SpillerRead from the introduction to In the School of War by Roger J. Spiller:

"After artillery deploys for battle, arranges itself into batteries, a commander usually orders a ranging shot, a round or two meant to estimate how far his guns will reach. Or so it was before modern science intervened. Although we don’t know for sure, someone among Henry V’s archers at Agincourt—masters of the lethal, indirect firepower that would turn that day in his favor—must have fired such a shot, adding one more tactical detail to the King’s picture of the field where he and his men were about to fight. Centuries later, Robert E. Lee reserved to himself the order for the first shot as he looked over the open fields at Fredericksburg and General Burnside’s Grand Divisions forming for their attack. In those days, after throwing a few cannonballs in the enemy’s direction, a commander could see for himself just when the enemy’s advancing troops might fall under the shadow of his imaginary artillery fan. Then he could decide whether to open up his artillery to spoil the attack or, waiting longer, to kill it outright—the “it” being hundreds or even thousands of other human beings.

A ranging shot, which was as much an artistic as a technical feat, could tell the enemy commander something about you, too. If the shot sounded tentative or forlorn, if the crack of the gun and the snap of the explosion were somehow not so sharp, your enemy might think your defenses were too thin and then press his own attack that much more resolutely. Never mind that we’ve known for a long time that these sounds are influenced by atmospheric conditions, topography, and any number of other technical factors such as the quality of the gunpowder or the design of the barrel. So knowing, we might doubt cannon fire could be understood in psychological terms, but on the fields of classical battle impressions counted. Then the best commanders were said to have a knack for imagining the battle to come, sizing up the ground, their enemies, and the morale of both sides, and calculating all this in the blink of an eye—a coup d’oeil.

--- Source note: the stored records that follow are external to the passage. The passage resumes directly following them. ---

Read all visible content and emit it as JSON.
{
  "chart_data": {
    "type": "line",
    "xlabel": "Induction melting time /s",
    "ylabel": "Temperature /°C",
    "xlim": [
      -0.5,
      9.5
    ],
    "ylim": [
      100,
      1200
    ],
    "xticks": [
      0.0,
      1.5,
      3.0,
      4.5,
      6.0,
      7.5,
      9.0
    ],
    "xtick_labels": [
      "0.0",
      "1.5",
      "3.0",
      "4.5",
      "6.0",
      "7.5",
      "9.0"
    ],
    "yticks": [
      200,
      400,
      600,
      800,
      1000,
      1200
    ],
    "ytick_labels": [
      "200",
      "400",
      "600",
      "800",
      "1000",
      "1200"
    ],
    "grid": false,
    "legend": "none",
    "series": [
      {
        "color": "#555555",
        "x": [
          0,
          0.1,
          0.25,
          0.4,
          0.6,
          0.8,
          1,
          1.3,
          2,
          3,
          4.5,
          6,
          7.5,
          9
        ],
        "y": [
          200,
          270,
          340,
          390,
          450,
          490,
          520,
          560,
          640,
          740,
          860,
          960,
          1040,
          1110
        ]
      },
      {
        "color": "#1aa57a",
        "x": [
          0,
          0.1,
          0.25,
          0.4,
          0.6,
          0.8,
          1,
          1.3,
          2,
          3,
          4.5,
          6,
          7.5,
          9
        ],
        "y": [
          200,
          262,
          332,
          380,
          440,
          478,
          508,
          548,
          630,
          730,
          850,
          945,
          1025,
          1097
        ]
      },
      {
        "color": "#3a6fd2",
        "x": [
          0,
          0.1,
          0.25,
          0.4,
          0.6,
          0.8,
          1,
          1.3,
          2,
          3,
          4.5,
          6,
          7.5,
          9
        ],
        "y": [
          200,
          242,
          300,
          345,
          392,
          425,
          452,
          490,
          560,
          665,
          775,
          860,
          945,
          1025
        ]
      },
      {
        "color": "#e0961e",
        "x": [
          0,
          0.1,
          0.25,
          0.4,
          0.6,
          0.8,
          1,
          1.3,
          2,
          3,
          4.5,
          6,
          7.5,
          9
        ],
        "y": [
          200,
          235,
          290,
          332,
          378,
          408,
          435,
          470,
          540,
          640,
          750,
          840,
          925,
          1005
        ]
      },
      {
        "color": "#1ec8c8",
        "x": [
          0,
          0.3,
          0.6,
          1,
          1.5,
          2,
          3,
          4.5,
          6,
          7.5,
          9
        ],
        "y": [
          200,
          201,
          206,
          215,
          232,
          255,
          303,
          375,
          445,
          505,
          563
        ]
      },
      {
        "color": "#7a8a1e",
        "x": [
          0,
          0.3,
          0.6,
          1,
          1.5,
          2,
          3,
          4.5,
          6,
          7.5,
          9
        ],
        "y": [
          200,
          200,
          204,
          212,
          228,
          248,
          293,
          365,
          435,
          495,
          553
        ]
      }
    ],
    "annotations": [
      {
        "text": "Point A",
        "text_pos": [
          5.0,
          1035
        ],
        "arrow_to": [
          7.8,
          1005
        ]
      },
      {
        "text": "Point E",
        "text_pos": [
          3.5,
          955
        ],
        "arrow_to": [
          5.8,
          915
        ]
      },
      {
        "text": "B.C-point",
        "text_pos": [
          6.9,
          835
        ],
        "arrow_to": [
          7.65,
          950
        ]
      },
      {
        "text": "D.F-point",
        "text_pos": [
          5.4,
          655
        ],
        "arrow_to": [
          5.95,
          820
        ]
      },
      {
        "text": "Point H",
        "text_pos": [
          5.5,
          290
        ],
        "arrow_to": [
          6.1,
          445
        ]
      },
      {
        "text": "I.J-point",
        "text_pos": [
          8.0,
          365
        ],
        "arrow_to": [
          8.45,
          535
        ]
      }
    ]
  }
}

Whether any of this had any scientific credence, generals and soldiers readied themselves by the means—psychological as well as material—available to them. A few strands of a loved one’s hair tucked away in a locket could be far more important to a soldier’s performance than the most stirring oration by a well-fed bemedaled general or the elegant plans of a general staff. Before the battlefield exploded in spasms of violence, before the sweat-inducing stomach churning, tremors of fear coursed through the combatants’ neural networks, rationality retreated to safer places, up the chain of command from one headquarters to the next, past the reports and letters and memoirs, finally coming to rest in the history books—a coup d’oeil de dieu, a god’s-eye view.

Reaching back to where military history began, to its violent source, required some ranging shots."

Roger J. Spiller is the George C. Marshall Distinguished Professor of Military History (retired) at the U.S. Army Command and General Staff College in Fort Leavenworth, Kansas. He is the author or editor of numerous publications, including his latest work, An Instinct for War: Scenes from the Battlefields of History. Most recently, he was an advisor for Ken Burns’s PBS documentary, The War.